Но над Толиком болезнь не так сильно поизмывалась, да и что-то другое у него было. Толи полиомиелит, толи ещё что-то. Во всяком случае, напичканный металлом и пластмассой, он хоть с трудом и с помощью костылей мог с дивана пересесть в коляску и самостоятельно передвигаться не только по дому, но и по селу. А то попросит мужиков, они занесут его в автобус и айда в город к Славику. А телефона у Тольки не было, вот он и ходил звонить на почту, и ему разрешали.
Начальником отделения связи, или, как называли в селе – зав почтой, был Павел Игнатьевич. Сам хромой – в детстве неудачно упал с лошади, он жалел и Тольку, и его друга Славика, которого ни разу не видел. И не просто жалел. А когда парень гремя толи костылями, толи полужелезными ногами вставал с коляски, Павел Игнатьевич благодарил Бога за то, что сам хоть и хромой, а однако ж на своих ногах и вот работает да ещё и других пожалеть может. Да и жена у него, и ребят двое, и домишко какой-никакой, и не пьяница, как другие мужики.
В общем, Толька и его друг на другом конце провода, убогую жизнь Павла Игнатьевича в сравнении делали краше. А ребята могли пообщаться. Сотовые телефоны появились много позже, когда Тольке было за пятьдесят, а Славика не было совсем. А тогда почта с её хромым хозяином стала для них такой скорой душевной помощью, без которой жизнь друзей была бы горше и безотраднее. Ещё Толькина – туда-сюда. Он и к мужикам у магазина подъедет, и покурит с ними, А Славику без этих телефонных свиданий считай труба.

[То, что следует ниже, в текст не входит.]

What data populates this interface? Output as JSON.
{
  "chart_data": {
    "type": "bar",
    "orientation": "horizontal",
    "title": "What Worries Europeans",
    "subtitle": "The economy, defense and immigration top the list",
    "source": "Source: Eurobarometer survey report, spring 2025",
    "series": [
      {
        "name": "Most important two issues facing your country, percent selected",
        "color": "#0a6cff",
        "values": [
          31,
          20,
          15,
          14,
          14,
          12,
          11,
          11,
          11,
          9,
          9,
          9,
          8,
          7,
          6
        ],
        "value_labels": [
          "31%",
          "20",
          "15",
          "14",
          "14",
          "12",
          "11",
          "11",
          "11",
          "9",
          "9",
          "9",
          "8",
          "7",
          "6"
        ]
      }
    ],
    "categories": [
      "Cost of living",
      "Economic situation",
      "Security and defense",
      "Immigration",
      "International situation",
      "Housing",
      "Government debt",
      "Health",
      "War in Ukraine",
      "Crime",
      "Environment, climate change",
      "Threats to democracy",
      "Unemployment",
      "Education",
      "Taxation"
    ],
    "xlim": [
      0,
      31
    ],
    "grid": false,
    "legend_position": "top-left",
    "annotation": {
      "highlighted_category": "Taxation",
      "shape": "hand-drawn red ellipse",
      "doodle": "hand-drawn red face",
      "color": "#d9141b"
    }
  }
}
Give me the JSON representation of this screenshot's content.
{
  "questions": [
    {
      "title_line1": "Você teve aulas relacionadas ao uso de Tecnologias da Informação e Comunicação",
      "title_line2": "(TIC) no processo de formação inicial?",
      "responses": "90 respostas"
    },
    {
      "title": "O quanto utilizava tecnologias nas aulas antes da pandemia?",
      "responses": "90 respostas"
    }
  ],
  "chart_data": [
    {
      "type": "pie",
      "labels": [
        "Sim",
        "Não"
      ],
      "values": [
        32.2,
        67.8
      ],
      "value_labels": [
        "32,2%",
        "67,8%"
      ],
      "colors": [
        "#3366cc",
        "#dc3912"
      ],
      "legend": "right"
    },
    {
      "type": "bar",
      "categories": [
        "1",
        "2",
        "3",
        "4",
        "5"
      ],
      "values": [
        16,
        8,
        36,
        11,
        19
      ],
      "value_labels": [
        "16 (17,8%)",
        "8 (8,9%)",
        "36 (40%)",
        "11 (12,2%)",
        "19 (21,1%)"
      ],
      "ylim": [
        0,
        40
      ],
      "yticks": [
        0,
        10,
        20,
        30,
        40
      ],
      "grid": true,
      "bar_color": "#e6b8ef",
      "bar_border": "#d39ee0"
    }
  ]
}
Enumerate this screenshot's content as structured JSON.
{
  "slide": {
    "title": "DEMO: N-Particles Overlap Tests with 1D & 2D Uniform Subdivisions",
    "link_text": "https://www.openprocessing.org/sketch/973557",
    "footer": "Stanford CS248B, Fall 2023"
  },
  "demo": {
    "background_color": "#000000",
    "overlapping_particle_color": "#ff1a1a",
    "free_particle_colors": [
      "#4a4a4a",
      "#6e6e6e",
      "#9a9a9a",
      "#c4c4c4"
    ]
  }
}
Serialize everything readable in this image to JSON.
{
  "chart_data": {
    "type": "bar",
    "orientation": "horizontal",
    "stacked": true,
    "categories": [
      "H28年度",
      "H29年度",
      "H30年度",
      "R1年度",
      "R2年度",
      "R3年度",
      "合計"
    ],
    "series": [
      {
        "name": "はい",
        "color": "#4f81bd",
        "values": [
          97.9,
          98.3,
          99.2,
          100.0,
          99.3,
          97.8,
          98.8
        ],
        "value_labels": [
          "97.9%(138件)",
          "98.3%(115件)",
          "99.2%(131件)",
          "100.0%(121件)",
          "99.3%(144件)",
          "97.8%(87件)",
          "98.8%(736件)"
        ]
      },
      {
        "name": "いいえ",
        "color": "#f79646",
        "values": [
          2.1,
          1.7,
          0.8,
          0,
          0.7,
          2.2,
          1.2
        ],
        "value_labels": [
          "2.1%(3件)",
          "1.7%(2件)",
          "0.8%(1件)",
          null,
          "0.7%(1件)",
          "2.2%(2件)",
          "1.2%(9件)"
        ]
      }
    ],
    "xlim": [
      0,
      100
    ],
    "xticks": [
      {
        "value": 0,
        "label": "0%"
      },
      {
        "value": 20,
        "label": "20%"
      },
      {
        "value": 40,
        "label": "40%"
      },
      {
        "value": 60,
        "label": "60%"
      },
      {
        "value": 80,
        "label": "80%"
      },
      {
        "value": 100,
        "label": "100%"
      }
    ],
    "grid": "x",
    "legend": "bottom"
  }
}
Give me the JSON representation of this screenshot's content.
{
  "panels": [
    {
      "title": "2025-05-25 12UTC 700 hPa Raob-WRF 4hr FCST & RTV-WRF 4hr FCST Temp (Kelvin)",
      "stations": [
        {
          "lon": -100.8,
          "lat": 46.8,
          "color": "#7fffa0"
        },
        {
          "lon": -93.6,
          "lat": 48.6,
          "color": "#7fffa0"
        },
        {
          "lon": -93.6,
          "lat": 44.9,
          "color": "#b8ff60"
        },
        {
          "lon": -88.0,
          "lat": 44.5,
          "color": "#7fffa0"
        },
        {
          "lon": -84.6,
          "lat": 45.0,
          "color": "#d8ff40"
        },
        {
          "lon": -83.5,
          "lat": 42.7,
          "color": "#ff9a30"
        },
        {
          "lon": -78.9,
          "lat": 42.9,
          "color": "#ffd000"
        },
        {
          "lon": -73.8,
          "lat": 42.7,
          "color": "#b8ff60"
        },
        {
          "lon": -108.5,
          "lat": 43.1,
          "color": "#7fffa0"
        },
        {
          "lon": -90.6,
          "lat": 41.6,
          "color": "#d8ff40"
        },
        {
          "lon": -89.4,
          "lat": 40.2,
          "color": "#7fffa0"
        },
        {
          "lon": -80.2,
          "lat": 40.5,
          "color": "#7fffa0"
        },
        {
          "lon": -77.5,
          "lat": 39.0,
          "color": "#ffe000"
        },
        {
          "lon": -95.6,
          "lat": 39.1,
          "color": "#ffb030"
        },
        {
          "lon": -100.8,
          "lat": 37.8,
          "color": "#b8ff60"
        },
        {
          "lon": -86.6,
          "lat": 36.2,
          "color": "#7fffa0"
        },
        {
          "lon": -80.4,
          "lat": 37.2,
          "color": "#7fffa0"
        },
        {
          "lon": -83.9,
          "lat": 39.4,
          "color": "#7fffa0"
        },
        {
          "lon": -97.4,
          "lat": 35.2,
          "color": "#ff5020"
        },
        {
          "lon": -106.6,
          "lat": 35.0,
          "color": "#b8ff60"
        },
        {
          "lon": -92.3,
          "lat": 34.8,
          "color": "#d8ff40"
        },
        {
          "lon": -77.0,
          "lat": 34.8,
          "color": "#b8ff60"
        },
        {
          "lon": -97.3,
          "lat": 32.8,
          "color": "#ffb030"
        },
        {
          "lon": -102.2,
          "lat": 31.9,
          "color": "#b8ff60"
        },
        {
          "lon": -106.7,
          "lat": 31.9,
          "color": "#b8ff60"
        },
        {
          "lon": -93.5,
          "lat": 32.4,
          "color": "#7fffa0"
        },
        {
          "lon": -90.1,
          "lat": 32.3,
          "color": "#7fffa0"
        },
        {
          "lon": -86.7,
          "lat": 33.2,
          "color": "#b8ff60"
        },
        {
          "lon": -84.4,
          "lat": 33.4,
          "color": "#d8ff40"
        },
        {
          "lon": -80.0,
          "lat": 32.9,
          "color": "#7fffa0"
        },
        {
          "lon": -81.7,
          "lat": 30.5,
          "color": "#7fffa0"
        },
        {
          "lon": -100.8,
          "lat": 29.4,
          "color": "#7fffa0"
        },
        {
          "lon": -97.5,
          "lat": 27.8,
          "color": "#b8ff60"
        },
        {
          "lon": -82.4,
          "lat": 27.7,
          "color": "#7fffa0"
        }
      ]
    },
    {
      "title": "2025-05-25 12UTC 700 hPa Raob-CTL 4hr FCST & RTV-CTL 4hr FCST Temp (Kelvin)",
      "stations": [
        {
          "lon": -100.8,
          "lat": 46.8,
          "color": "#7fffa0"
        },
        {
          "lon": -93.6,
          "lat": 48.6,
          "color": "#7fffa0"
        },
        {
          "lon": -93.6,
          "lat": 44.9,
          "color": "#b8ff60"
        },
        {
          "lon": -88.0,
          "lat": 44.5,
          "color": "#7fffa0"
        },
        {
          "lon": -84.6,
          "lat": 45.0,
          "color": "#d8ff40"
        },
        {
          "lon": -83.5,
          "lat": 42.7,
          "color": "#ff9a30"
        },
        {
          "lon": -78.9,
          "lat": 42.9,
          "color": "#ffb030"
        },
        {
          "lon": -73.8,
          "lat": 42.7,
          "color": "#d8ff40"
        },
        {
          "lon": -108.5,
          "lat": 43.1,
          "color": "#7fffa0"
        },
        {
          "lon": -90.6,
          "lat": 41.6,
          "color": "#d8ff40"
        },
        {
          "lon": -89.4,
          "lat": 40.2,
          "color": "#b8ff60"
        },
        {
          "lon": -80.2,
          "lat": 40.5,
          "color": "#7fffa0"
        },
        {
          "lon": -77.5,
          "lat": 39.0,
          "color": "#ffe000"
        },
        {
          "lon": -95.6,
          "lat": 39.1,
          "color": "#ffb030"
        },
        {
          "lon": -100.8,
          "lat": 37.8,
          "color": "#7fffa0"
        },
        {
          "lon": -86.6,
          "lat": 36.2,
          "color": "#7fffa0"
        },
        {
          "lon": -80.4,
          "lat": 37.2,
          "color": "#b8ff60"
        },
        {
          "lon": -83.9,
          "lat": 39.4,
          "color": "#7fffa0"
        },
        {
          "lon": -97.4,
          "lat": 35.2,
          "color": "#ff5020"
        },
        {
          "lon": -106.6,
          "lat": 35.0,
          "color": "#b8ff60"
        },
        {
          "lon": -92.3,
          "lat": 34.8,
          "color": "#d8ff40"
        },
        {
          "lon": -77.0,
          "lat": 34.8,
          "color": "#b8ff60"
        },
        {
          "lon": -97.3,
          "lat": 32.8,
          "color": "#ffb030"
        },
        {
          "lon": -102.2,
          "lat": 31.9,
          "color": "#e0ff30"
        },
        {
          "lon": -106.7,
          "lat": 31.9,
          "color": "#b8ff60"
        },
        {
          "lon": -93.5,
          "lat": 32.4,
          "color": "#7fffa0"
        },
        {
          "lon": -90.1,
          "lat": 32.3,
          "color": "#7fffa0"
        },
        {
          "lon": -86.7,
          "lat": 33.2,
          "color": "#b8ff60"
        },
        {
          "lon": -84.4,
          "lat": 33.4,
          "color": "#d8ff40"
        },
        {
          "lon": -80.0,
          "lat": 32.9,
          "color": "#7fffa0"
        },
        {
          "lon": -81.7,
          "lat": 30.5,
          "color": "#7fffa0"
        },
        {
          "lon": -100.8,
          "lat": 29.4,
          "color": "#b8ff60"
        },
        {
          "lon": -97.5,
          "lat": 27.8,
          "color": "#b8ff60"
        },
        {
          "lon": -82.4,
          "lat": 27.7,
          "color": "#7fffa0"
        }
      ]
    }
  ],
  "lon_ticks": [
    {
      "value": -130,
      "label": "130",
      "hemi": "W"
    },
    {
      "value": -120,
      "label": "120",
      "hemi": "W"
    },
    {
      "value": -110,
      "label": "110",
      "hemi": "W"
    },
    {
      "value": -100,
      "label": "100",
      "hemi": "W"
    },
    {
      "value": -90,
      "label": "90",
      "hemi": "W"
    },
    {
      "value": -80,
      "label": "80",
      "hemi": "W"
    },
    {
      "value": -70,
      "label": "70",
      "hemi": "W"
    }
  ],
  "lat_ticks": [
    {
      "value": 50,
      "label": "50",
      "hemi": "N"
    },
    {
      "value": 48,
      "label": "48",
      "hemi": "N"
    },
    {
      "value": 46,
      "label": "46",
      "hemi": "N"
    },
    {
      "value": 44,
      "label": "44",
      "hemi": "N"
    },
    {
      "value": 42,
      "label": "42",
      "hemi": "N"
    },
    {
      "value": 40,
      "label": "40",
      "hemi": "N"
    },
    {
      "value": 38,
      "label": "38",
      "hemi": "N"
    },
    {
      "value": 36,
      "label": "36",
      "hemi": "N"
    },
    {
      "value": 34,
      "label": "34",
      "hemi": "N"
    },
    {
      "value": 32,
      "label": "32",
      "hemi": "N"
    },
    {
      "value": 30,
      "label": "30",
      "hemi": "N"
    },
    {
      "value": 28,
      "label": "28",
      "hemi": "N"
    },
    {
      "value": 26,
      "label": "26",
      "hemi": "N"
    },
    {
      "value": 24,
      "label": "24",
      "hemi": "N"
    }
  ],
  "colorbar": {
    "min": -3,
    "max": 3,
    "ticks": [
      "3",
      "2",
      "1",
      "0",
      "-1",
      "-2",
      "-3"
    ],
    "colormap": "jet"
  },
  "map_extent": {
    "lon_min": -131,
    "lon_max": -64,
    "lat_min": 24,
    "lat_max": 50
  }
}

Но однажды приехав на почту, вместо Павла Игнатьевича Толя увидел девушку и долго не мог решиться попросить позвонить. Пока она сама не спросила, что ему надо. Только тогда он заикаясь изложил свою просьбу.
- Только не долго, - сказала она с напускной серьёзностью, - вдруг телеграмма срочная придёт.
-Нет, нет я быстренько, - скороговоркой проговорил Толик, набирая номер друга.
- Алло, Слав, не звонил долго, болел. Да нет, ничего страшного, простудился. А ты как? И когда? Нет, я пока не еду, мне ещё через полгода. У нас новость, девушка теперь зав почтой. Дядя Павел в больнице, язва, сейчас только узнал. Хорошо, я попрошу. – Прикрыв трубку ладошкой, он тихонько, умоляющим голосом спросил строгую начальницу: - А можно он с вами поговорит? Ну, пожалуйста. А как вас зовут? Света? Ну, пожалуйста…
Ах, если бы она знала, какой он – тот, что так хочет с ней поговорить и попросить о совсем небольшой услуге, разве бы она так ставила из себя незнаемо кого? Разве бы так ломалась?
- А зачем? Глупости всё это. Ещё чего не хватало.
-Вы только его послушайте, это мой друг Славка, ему очень нужно…
Света как бы нехотя взяла трубку: - Алло, я вас слушаю. Что вы хотели?
Славик волнуясь, и от того немного заикаясь попросил: - Можно мы с Толей иногда будем говорить по телефону? Это у нас почти единственная возможность общаться. Ему ко мне добраться нелегко, а мне к нему невозможно.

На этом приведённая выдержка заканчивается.